BACKGROUND
Multimorbidity is the coexistence of two or more long-term conditions. Patients with multiple conditions are common and have poor outcomes, including decreased quality of life, longer hospital stays, and higher costs of care.1,2 Models have been proposed to support clinical intervention in multimorbidity,3–5 but they are limited in scope and practical application. This paper offers a broader theoretical framework within which multimorbidity can be explored, from three perspectives:
the clinical encounter — the consultation between practitioner and patient;
service delivery — with increasing demands on limited healthcare resources, there is a need to deliver services more effectively and efficiently; and
clinical governance — measures of clinical quality are becoming increasingly relevant.
CONSTRUCTS OF THE MODEL
The model takes as its starting point the systems approach of Kurtz and Snowden.6 Three domains are proposed:
ordered (simple or complicated), where there is a simple relationship between cause and effect that can be understood by analysis of its component parts;
transitional, with features of both ordered and unordered systems; and
unordered (complex or chaotic), in which there is no simple relationship between cause and effect. The system cannot be understood by a reduction into its parts, although patterns emerge from the underlying interactions, and causality may be inferred retrospectively. Chaotic is used in the sense of unstructured randomness with no relationship between cause and effect, rather than the mathematical chaos, which is deterministic.

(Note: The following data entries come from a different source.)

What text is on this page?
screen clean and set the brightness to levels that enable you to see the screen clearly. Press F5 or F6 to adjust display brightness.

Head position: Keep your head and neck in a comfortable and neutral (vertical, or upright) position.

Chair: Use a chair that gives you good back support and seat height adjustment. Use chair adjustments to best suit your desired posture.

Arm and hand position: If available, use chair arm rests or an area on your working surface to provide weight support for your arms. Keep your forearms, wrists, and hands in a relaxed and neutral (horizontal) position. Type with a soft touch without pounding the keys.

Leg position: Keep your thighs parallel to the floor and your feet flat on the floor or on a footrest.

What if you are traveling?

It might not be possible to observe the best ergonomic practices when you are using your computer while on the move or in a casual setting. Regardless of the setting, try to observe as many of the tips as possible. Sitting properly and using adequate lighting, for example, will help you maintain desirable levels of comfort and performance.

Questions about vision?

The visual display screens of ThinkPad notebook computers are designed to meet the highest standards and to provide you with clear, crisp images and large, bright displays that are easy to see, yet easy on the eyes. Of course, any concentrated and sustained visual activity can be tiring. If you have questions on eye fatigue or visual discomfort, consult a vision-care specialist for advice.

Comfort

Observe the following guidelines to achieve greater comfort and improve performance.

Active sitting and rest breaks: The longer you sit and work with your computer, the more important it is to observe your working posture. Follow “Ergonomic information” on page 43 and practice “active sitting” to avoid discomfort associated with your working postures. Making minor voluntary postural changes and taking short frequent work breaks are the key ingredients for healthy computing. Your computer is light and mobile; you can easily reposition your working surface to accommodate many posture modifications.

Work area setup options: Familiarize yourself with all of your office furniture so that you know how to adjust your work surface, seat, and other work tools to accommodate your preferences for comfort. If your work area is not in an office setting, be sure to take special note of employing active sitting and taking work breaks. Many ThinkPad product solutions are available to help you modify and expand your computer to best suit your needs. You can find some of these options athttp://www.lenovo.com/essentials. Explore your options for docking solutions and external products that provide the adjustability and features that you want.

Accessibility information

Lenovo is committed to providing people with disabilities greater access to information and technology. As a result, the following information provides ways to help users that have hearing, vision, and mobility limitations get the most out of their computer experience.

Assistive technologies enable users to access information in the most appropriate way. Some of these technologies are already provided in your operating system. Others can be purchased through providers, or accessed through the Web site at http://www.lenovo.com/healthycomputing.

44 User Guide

The structure of each domain has implications for clinical decision making and health service delivery, illustrated by a case study of morbidity (Table 1).
The ordered domain
Simple ordered
There is a single-ordered clinical problem and a predictable and linear relationship between cause and effect. Small inputs give rise to small outputs and vice versa. Outcomes are well defined and the process that relates system inputs to outputs is known or knowable.
Complicated ordered
There are a number of simple problems that do not interact with each other, although the system can be analysed by a reduction into its simple-ordered component parts. Knowledge can be captured by techniques within a hierarchy of evidence-based approaches. The system is ‘knowable’, providing adequate investigative resources are available, but where uncertainty does exist, it can be quantified using statistical methods. The clinical approach is to categorise the system and act according to predefined pathways or guidelines. Ordered problems can be addressed by practitioners with lower levels of training by following clinical protocols such as nurse-led care for asthma or hypertension. Managed systems operating within bureaucratic frameworks or market-based approaches based on competition between providers have been adopted to deliver effective and efficient patterns of service delivery.7 Measures of quality can be readily defined and measured, as in the NHS Quality and Outcomes Framework.
The transitional domain
In this domain, there is a transition from order to disorder. Interaction between system elements prevents each clinical entity being completely understood in isolation. Although exact causal relationships cannot be known, the direction in which variables drive the system can reasonably be assumed. Here, a ‘bounded rationality’ recognises the limits to decision making and courses of action that are good enough.8 An approach known as qualitative system dynamics9 assumes that we may not know the precise results of any action but we may know enough to be able to identify sensible actions. Inference diagrams can offer a way of describing potential interactions between multiple variables acting in interacting loops, and identify opportunities for movement in a required direction (Figure 1). However, as the system becomes less ordered, these opportunities become more ambiguous.
Protocol-driven care may still be relevant but with a wider acknowledgement of the potential impact of other factors. A broader team approach emphasises management and coordination across teams. The focus is on a closer integration between mental health, public health, and primary care, supported by information sharing and case management.10
As the transitional domain becomes more unordered, management guidelines and strategies may themselves create a growing burden for patients. A ‘minimally disruptive approach’11 recognises that the complex interactions of comorbidity are excluded from most practice guidelines and that the treatment burden can become problematic for the patient.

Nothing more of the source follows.